MLB

Sandy Koufax Chose His Jewish Faith Over Baseball and His Fans Will Never Forget

Despite being from an era that only the oldest amongst us can remember, Sandy Koufax is still considered one of the greatest pitchers baseball has ever seen. “The Left Arm of God,” as he was known, played 12 years in the National League, most of them with the newly-relocated Los Angeles Dodgers. If there was one thing he loved more than baseball, however, it was his Jewish faith, and he took this very seriously.

To play or not to play

Los Angeles Dodger Sandy Koufax
Los Angeles Dodger Sandy Koufax | Bettmann/Contributor/Getty Images

In 1965, the Dodgers were getting ready to play the first game of that year’s world series. However, they would have to do so without their ace pitcher. That year, October 6 coincided with Yom Kippur, the Jewish Day of Atonement. Deeply entrenched in his Jewish faith, Koufax had to decide between his religion and his day job. He chose religion. 

It wasn’t an easy decision for Koufax. He wanted to play quite badly, but he spoke with rabbis and other religious leaders before making his big decision.

“From what I’ve been told, there are no dispensations for this particular day,” Koufax told the Associated Press at the time (per BaseballHall.org). “But then I haven’t really talked about it to a rabbi. If we sew up the pennant, I plan to take it up and find out the proceedings. If I’m told it isn’t proper to pitch, then I won’t because I wouldn’t feel right about it.”

Would Sandy Koufax play?

In the days leading up to the World Series, Koufax’s convictions brought on both praise and ire. Those who agreed with his beliefs saw a man who was willing to put his faith before his job. Those who didn’t see eye to eye with his religion, however, saw a man who was letting down his teammates, fans, and self by not participating.

Koufax’s faith was nothing new to those who paid attention. His outspoken adherence to his Jewish upbringing was very much a part of him as his pitches were. Koufax, however, didn’t always have the same convictions. Lesser holidays often coincided with his appointments on the mound, and Koufax didn’t always take them off, but Yom Kippur seemed different in his eyes. 

Whatever the reason was, Koufax was serious about his convictions. To help his star pitcher out, his boss, Walter O’Malley, decided to switch Koufax out of the starting slot and put him in the second game, instead. It wasn’t the first time Koufax did this, either. In 1959, he missed a World Series game that coincided with Rosh Hashanah.

Looking back on it, Koufax never regretted his decision not to play.
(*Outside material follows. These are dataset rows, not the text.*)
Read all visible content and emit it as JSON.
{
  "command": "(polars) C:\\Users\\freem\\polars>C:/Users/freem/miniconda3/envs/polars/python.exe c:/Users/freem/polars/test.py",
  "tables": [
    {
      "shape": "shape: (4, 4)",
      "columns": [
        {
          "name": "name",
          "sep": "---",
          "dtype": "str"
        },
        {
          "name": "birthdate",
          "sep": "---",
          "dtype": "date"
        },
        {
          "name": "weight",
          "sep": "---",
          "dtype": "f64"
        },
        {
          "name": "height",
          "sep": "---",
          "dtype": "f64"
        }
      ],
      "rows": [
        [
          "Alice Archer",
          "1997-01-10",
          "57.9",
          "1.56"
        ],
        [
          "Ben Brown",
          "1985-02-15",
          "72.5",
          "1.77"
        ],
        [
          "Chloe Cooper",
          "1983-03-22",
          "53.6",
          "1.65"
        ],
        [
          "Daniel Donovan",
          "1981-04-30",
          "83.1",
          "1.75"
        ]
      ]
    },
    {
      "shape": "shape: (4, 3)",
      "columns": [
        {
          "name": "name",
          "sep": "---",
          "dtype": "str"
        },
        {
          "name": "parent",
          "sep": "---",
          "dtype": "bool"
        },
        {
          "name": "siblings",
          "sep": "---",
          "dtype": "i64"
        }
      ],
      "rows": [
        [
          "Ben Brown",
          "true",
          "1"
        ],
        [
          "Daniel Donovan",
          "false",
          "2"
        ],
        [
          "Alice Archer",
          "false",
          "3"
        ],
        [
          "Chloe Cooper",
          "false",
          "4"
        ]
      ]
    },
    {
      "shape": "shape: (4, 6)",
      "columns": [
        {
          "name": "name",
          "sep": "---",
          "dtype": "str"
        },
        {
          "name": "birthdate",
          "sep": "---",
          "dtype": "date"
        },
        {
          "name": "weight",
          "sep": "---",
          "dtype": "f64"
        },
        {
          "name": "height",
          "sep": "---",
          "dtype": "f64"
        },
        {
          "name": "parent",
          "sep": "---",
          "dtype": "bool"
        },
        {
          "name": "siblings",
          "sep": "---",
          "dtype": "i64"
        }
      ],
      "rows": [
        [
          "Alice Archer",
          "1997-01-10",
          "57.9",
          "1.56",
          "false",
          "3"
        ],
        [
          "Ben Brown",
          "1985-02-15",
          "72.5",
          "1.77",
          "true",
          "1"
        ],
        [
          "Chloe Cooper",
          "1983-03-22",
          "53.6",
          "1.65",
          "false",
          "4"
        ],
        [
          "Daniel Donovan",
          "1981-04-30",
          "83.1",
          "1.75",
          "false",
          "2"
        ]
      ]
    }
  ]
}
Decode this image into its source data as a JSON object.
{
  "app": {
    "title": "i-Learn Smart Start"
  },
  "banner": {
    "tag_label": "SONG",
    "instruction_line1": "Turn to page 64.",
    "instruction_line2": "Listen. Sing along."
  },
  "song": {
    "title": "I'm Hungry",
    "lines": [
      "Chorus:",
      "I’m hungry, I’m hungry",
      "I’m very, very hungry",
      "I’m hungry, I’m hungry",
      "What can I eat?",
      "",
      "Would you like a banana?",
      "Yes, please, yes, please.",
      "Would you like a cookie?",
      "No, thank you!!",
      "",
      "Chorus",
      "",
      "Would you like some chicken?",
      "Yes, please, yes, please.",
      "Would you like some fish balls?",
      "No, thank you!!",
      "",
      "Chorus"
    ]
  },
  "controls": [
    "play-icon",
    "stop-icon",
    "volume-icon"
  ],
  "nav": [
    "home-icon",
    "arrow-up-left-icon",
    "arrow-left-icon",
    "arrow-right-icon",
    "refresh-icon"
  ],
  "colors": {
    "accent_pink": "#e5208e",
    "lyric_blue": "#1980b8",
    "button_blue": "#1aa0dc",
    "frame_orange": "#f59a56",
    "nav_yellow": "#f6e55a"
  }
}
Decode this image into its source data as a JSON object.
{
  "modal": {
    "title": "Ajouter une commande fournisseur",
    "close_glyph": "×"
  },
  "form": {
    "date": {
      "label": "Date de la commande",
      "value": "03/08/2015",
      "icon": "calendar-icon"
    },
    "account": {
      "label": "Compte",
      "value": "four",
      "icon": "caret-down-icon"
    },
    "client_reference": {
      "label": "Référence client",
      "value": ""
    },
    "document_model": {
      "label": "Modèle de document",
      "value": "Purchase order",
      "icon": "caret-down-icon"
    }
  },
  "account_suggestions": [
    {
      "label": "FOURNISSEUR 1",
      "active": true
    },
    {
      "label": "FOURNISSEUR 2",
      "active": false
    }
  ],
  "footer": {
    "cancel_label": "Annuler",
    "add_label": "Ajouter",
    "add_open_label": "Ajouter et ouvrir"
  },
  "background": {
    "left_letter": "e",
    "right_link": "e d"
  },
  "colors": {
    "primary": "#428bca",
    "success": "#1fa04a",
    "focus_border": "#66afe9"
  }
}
He stated that he played a game for a living, and his higher power came from God, not baseball. He wasn’t the only player ever to do this for religion, either. 

Who else stepped up for their religion? 

Religion and sports have always gone hand in hand. Deeply religious players tend to thank their God and credit their faith whenever something good happens, but some go above and beyond. Years before Koufax, Hank Greenberg sat out a game in the middle of a pennant race for the same reason that Koufax did — it was on Yom Kippur

Muhammad Ali famously had to give up boxing for several after refusing to declare for the draft during the Vietnam War thanks to his Islamic faith. Similarly, former NBA star Mahmoud Abdul-Rauf received heavy punishment and likely got himself blackballed after refusing to stand for the National Anthem before his games.

These players had far higher stakes, but some players still have a religious devotion that interferes with their game. Boston Celtic Enes Kanter has been public about his adherence to the month of Ramadan, even as it coincides with the NBA Playoffs. Though he can play, he often has to do so without food or water thanks to the required fasting. 

Religion means different things to different players. Some are willing to overlook it for the service of their game. Others, however, see it as their higher calling. These players will always hold a special place in the hearts of those who hold a similar set of beliefs.